# Correlation

#### Information

Correlation means how well thee data fits to a straight line (e.g.How close data points are to the LOBF [Line of Best Fit])

If the data fits to a curve do not use the product moment correlation coefficient r as we are only checking for a straight line

In order for correlation to work data must be jointly normally distributed this means that the majority of all data is centered around the mean as shown in the diagram below where for variable x and y most data is focused around the central point and then as you are further from the mean there are less data points

(Graphs shows amount of data points againt variable)
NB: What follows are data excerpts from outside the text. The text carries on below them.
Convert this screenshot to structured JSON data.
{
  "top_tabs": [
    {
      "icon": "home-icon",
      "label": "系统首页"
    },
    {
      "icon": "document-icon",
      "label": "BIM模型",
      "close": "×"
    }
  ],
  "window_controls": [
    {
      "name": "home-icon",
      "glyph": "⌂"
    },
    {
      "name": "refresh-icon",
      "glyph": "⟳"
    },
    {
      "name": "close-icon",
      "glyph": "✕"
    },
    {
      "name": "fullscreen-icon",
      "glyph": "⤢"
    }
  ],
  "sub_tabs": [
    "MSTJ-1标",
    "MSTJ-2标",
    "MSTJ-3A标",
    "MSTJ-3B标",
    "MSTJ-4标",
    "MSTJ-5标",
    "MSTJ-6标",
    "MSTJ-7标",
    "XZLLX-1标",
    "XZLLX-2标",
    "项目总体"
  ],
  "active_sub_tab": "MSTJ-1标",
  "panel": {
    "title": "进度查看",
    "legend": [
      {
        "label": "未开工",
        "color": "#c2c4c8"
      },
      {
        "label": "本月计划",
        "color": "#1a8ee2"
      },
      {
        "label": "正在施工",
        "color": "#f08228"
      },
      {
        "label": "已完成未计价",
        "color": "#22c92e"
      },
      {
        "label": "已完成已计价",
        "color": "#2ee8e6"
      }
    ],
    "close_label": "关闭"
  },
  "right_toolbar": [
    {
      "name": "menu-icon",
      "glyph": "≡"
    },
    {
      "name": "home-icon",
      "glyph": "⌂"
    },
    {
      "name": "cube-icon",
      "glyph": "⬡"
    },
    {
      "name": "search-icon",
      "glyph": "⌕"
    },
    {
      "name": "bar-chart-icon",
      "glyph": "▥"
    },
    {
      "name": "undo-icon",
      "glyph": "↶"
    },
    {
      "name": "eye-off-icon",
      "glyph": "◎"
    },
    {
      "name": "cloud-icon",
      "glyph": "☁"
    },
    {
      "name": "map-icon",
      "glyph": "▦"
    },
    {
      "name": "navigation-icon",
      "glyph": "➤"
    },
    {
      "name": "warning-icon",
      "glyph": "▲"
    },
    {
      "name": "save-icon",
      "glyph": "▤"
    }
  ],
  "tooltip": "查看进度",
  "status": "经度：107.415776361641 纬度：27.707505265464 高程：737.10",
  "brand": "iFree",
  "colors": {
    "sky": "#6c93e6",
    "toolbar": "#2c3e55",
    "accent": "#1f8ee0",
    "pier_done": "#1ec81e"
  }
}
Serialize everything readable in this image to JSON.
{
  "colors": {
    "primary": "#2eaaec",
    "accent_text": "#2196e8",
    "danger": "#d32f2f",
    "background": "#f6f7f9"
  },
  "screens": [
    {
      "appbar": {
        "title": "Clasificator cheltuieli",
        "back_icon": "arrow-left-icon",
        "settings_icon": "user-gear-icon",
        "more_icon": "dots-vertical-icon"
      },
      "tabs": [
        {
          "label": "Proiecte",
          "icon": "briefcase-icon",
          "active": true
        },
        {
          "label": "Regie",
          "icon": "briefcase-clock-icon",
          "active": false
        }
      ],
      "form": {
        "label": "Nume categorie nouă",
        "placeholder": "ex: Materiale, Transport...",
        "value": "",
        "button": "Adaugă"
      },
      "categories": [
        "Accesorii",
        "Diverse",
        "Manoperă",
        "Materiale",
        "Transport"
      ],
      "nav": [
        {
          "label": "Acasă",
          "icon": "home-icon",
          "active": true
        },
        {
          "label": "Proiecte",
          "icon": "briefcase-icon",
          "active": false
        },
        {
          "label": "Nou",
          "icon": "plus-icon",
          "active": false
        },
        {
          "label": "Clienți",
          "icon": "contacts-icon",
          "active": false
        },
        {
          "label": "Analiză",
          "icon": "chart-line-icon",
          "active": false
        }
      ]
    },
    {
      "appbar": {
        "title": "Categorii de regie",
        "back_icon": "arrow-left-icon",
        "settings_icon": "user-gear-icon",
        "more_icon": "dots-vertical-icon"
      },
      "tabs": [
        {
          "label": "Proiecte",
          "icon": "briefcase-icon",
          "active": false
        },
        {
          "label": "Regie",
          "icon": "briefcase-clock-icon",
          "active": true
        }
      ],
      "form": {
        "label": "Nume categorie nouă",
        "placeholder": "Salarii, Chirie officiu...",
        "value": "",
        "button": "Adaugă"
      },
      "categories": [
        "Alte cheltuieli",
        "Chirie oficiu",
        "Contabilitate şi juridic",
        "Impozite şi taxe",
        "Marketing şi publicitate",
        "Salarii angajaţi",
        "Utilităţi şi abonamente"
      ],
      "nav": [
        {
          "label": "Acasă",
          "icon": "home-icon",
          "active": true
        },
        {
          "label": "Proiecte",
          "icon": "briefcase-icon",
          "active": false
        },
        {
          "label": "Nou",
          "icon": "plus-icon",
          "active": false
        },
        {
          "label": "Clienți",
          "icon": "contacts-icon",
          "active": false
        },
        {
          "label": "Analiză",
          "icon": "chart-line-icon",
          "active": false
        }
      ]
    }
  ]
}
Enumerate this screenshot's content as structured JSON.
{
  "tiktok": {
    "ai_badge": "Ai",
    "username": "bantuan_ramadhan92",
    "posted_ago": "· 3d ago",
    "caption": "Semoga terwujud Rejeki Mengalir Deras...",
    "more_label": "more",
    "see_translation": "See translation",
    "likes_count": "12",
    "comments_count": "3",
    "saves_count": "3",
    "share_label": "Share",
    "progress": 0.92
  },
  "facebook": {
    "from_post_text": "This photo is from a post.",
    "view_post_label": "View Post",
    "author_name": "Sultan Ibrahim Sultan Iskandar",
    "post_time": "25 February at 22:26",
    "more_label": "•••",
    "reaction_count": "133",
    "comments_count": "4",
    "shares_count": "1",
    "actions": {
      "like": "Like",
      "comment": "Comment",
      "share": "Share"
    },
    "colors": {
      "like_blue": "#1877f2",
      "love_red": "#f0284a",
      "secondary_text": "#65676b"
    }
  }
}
Combining these two graphs into a 3-D graph we can see that all data points are centred about one point as shown in the graph below

In order to find the value for r (product moment correlation coefficient) we must use this equation:

$$r = \frac{S_{xy}}{\sqrt{S_{xx}S_{yy}}}$$

From previous knowledge we know how to find two of these values but as they are so important we will show you there equation once more:

(Where n is the number of data point)

$$S_{xx} = \sum{(x-\bar{x})^2} ≡ \sum{x^2} - \frac{(\sum{x})^2}{n}$$

$$S_{yy} = \sum{(y-\bar{y})^2} ≡ \sum{y^2} - \frac{(\sum{y})^2}{n}$$

$$S_{xy} = \sum{(x-\bar{x})(y-\bar{y})} ≡ \sum{xy} - \frac{(\sum{x})(\sum{y})}{n}$$

We can represent r on a scale to correspond its value to how we would see the correlation on a graph like so:

-1.0 | -0.5 | 0 | +0.5 | +1 |

Perfect Negative Correlation | Moderate Negative Correlation | No Correlation | Moderate Positive Correlation | Perfect Positive Correlation |

#### Product Moment Correlation Coefficient (r)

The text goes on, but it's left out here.